The agenda is exactly as was proposed in President Van Rompuy's presentation to the European Parliament last year when he laid out the work programme for 2013.

In normal times this would have been unexceptional, maybe even a welcome sign of stability, but these are not normal times. The scale of Europe's problems requires an urgency and ambition completely absent not only during our Presidency, but during the past four years. Nothing done in the past six months will change in any way the direction of Europe, create a new effort to achieve growth or address any of the deep flaws in the work of the Union that helped to create the crisis.

Ireland has delivered agreements to keep the push for austerity even where countries have had an alternative. Ireland has agreed to cut the Union's budget, to have those cuts focused on the Union's most important programmes and to keep the link between sovereign and financial debts. I will return to that point later. If the Taoiseach is satisfied with this and if he believes Europe has turned the corner, then he is spending too much time reading his own press releases.

As a result of the Lisbon treaty changes, the duties of the Presidency are significantly smaller than in the past and the absence of the major 2004 accession helped to ensure that costs could be significantly lower. Even with these changes the work of an EU Presidency has a major impact on all states, not only the smaller ones. Ireland has always handled them well because we give our best people responsibility, as the Taoiseach has outlined. Every Presidency since our first, in 1975, has been administered well. The daily work of our officials is unequalled by those of any other country not only in the Department of Foreign Affairs and Trade, but throughout Government, and officials have carried a heavy responsibility and delivered an impeccably administered Presidency. This work has rightly been praised in all parts of the Union.

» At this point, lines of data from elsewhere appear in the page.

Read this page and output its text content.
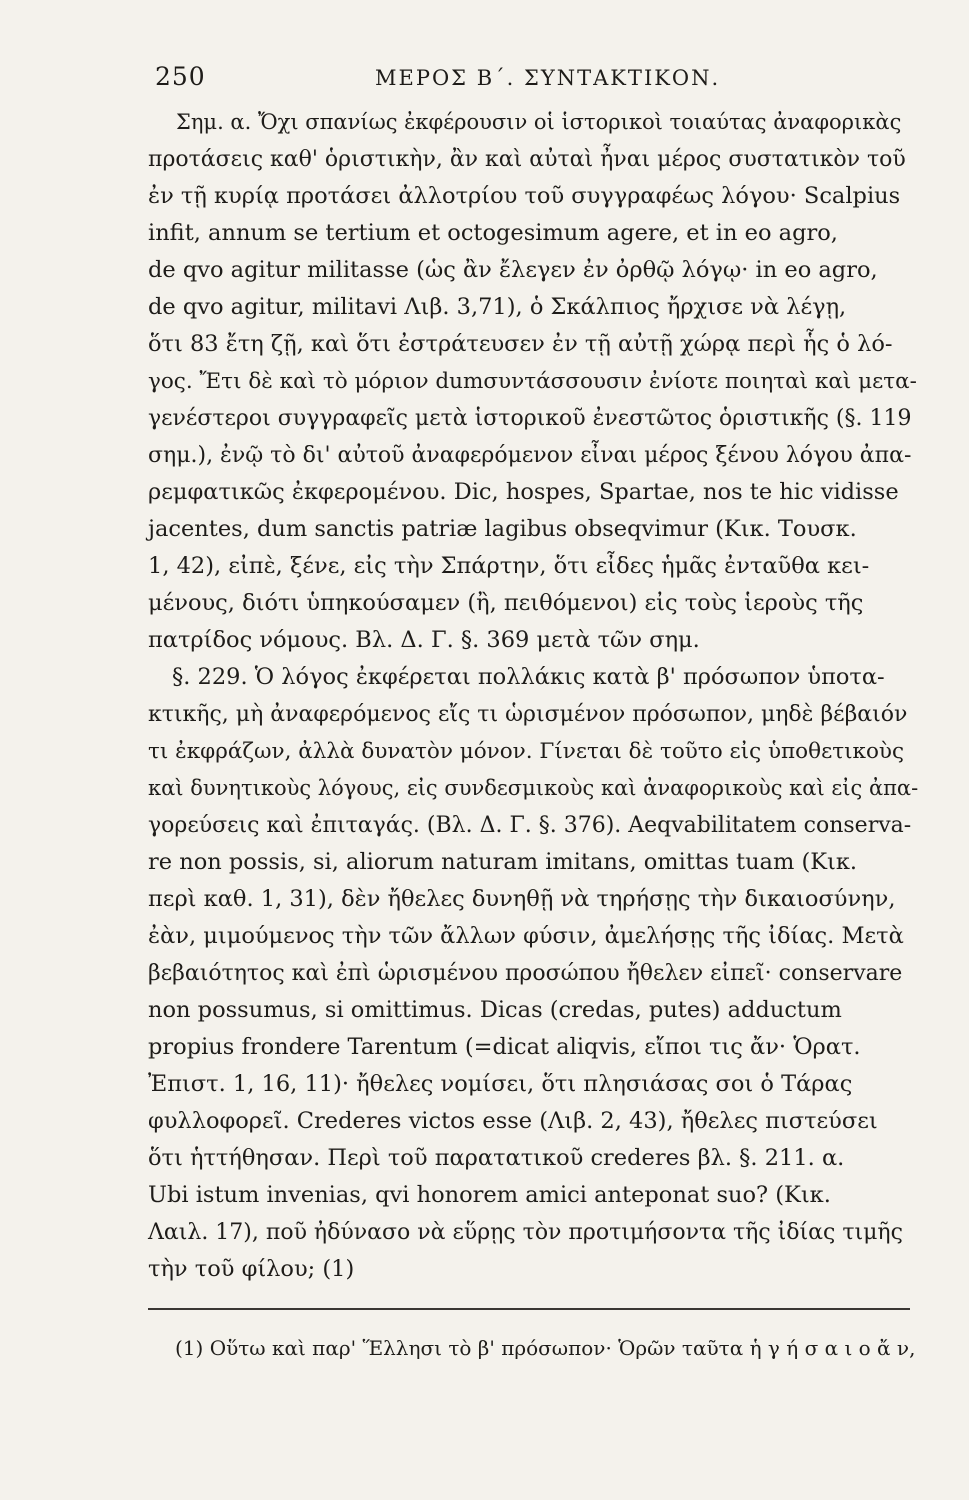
250	ΜΕΡΟΣ Β΄. ΣΥΝΤΑΚΤΙΚΟΝ.
Σημ. α. Ὄχι σπανίως ἐκφέρουσιν οἱ ἱστορικοὶ τοιαύτας ἀναφορικὰς
προτάσεις καθ' ὁριστικὴν, ἂν καὶ αὐταὶ ἦναι μέρος συστατικὸν τοῦ
ἐν τῇ κυρίᾳ προτάσει ἀλλοτρίου τοῦ συγγραφέως λόγου· Scalpius
infit, annum se tertium et octogesimum agere, et in eo agro,
de qvo agitur militasse (ὡς ἂν ἔλεγεν ἐν ὀρθῷ λόγῳ· in eo agro,
de qvo agitur, militavi Λιβ. 3,71), ὁ Σκάλπιος ἤρχισε νὰ λέγῃ,
ὅτι 83 ἔτη ζῇ, καὶ ὅτι ἐστράτευσεν ἐν τῇ αὐτῇ χώρᾳ περὶ ἧς ὁ λό-
γος. Ἔτι δὲ καὶ τὸ μόριον dumσυντάσσουσιν ἐνίοτε ποιηταὶ καὶ μετα-
γενέστεροι συγγραφεῖς μετὰ ἱστορικοῦ ἐνεστῶτος ὁριστικῆς (§. 119
σημ.), ἐνῷ τὸ δι' αὐτοῦ ἀναφερόμενον εἶναι μέρος ξένου λόγου ἀπα-
ρεμφατικῶς ἐκφερομένου. Dic, hospes, Spartae, nos te hic vidisse
jacentes, dum sanctis patriæ lagibus obseqvimur (Κικ. Τουσκ.
1, 42), εἰπὲ, ξένε, εἰς τὴν Σπάρτην, ὅτι εἶδες ἡμᾶς ἐνταῦθα κει-
μένους, διότι ὑπηκούσαμεν (ἢ, πειθόμενοι) εἰς τοὺς ἱεροὺς τῆς
πατρίδος νόμους. Βλ. Δ. Γ. §. 369 μετὰ τῶν σημ.
§. 229. Ὁ λόγος ἐκφέρεται πολλάκις κατὰ β' πρόσωπον ὑποτα-
κτικῆς, μὴ ἀναφερόμενος εἴς τι ὡρισμένον πρόσωπον, μηδὲ βέβαιόν
τι ἐκφράζων, ἀλλὰ δυνατὸν μόνον. Γίνεται δὲ τοῦτο εἰς ὑποθετικοὺς
καὶ δυνητικοὺς λόγους, εἰς συνδεσμικοὺς καὶ ἀναφορικοὺς καὶ εἰς ἀπα-
γορεύσεις καὶ ἐπιταγάς. (Βλ. Δ. Γ. §. 376). Aeqvabilitatem conserva-
re non possis, si, aliorum naturam imitans, omittas tuam (Κικ.
περὶ καθ. 1, 31), δὲν ἤθελες δυνηθῇ νὰ τηρήσῃς τὴν δικαιοσύνην,
ἐὰν, μιμούμενος τὴν τῶν ἄλλων φύσιν, ἀμελήσῃς τῆς ἰδίας. Μετὰ
βεβαιότητος καὶ ἐπὶ ὡρισμένου προσώπου ἤθελεν εἰπεῖ· conservare
non possumus, si omittimus. Dicas (credas, putes) adductum
propius frondere Tarentum (=dicat aliqvis, εἴποι τις ἄν· Ὁρατ.
Ἐπιστ. 1, 16, 11)· ἤθελες νομίσει, ὅτι πλησιάσας σοι ὁ Τάρας
φυλλοφορεῖ. Crederes victos esse (Λιβ. 2, 43), ἤθελες πιστεύσει
ὅτι ἡττήθησαν. Περὶ τοῦ παρατατικοῦ crederes βλ. §. 211. α.
Ubi istum invenias, qvi honorem amici anteponat suo? (Κικ.
Λαιλ. 17), ποῦ ἠδύνασο νὰ εὕρῃς τὸν προτιμήσοντα τῆς ἰδίας τιμῆς
τὴν τοῦ φίλου; (1)
(1) Οὕτω καὶ παρ' Ἕλλησι τὸ β' πρόσωπον· Ὁρῶν ταῦτα ἡ γ ή σ α ι ο ἄ ν,
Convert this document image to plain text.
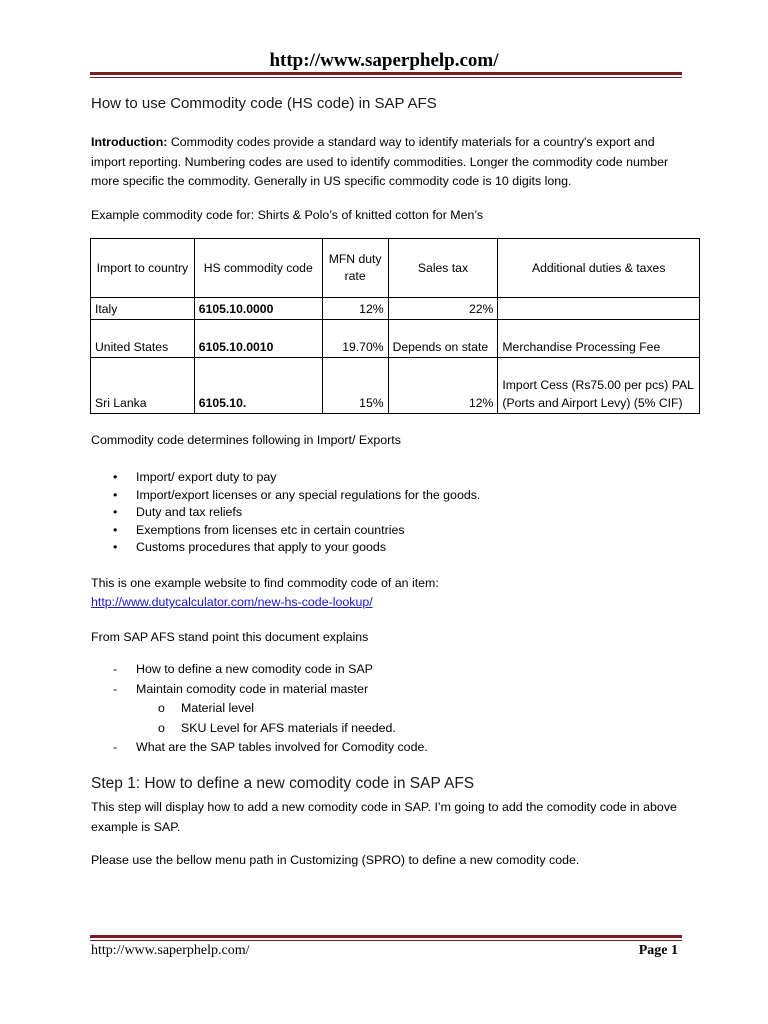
http://www.saperphelp.com/
How to use Commodity code (HS code) in SAP AFS
Introduction: Commodity codes provide a standard way to identify materials for a country's export and import reporting. Numbering codes are used to identify commodities. Longer the commodity code number more specific the commodity. Generally in US specific commodity code is 10 digits long.
Example commodity code for: Shirts & Polo’s of knitted cotton for Men’s
Import to country	HS commodity code	MFN duty rate	Sales tax	Additional duties & taxes
Italy	6105.10.0000	12%	22%	
United States	6105.10.0010	19.70%	Depends on state	Merchandise Processing Fee
Sri Lanka	6105.10.	15%	12%	Import Cess (Rs75.00 per pcs) PAL (Ports and Airport Levy) (5% CIF)
Commodity code determines following in Import/ Exports
• Import/ export duty to pay
• Import/export licenses or any special regulations for the goods.
• Duty and tax reliefs
• Exemptions from licenses etc in certain countries
• Customs procedures that apply to your goods
This is one example website to find commodity code of an item:
http://www.dutycalculator.com/new-hs-code-lookup/
From SAP AFS stand point this document explains
- How to define a new comodity code in SAP
- Maintain comodity code in material master
o Material level
o SKU Level for AFS materials if needed.
- What are the SAP tables involved for Comodity code.
Step 1: How to define a new comodity code in SAP AFS
This step will display how to add a new comodity code in SAP. I’m going to add the comodity code in above example is SAP.
Please use the bellow menu path in Customizing (SPRO) to define a new comodity code.
http://www.saperphelp.com/	Page 1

However, for a Presidency to change the direction of Europe, it requires political leadership. This has been demonstrated in the past at a time when the Presidency was a much greater challenge. The 1984, 1990, 1996 and 2004 Presidencies each involved the Taoiseach and Minister for Foreign Affairs achieving major moves forward on fundamental constitutional change within the Union. The 1984 and 2004 Presidencies in particular led the Council to overcome the belief that it was incapable of agreeing anything significant.

The Taoiseach claimed this morning that Ireland had overwhelmingly delivered on its Presidency objectives of stability, jobs and growth. Certainly, there has been a stability to the agenda, but with growth and employment forecasts for the coming years cut, the claim to have delivered on jobs and growth is clearly not true. A deflationary budget which cuts vital programmes will not deliver jobs and growth. The refusal to change existing economic policies will not deliver jobs and growth. The maintenance of deep structural flaws in the euro will not create jobs and growth.

A defining characteristic of this Government from the start has been the amount of time it puts into public relations. Politics before policy is its only consistent strategy. This has been brought to new levels during the Presidency and, in particular, during the past week. The Taoiseach has developed a deserved reputation for being the most partisan ever holder of his office. He finds it impossible to acknowledge the achievements of people from other traditions from either the recent or distant past.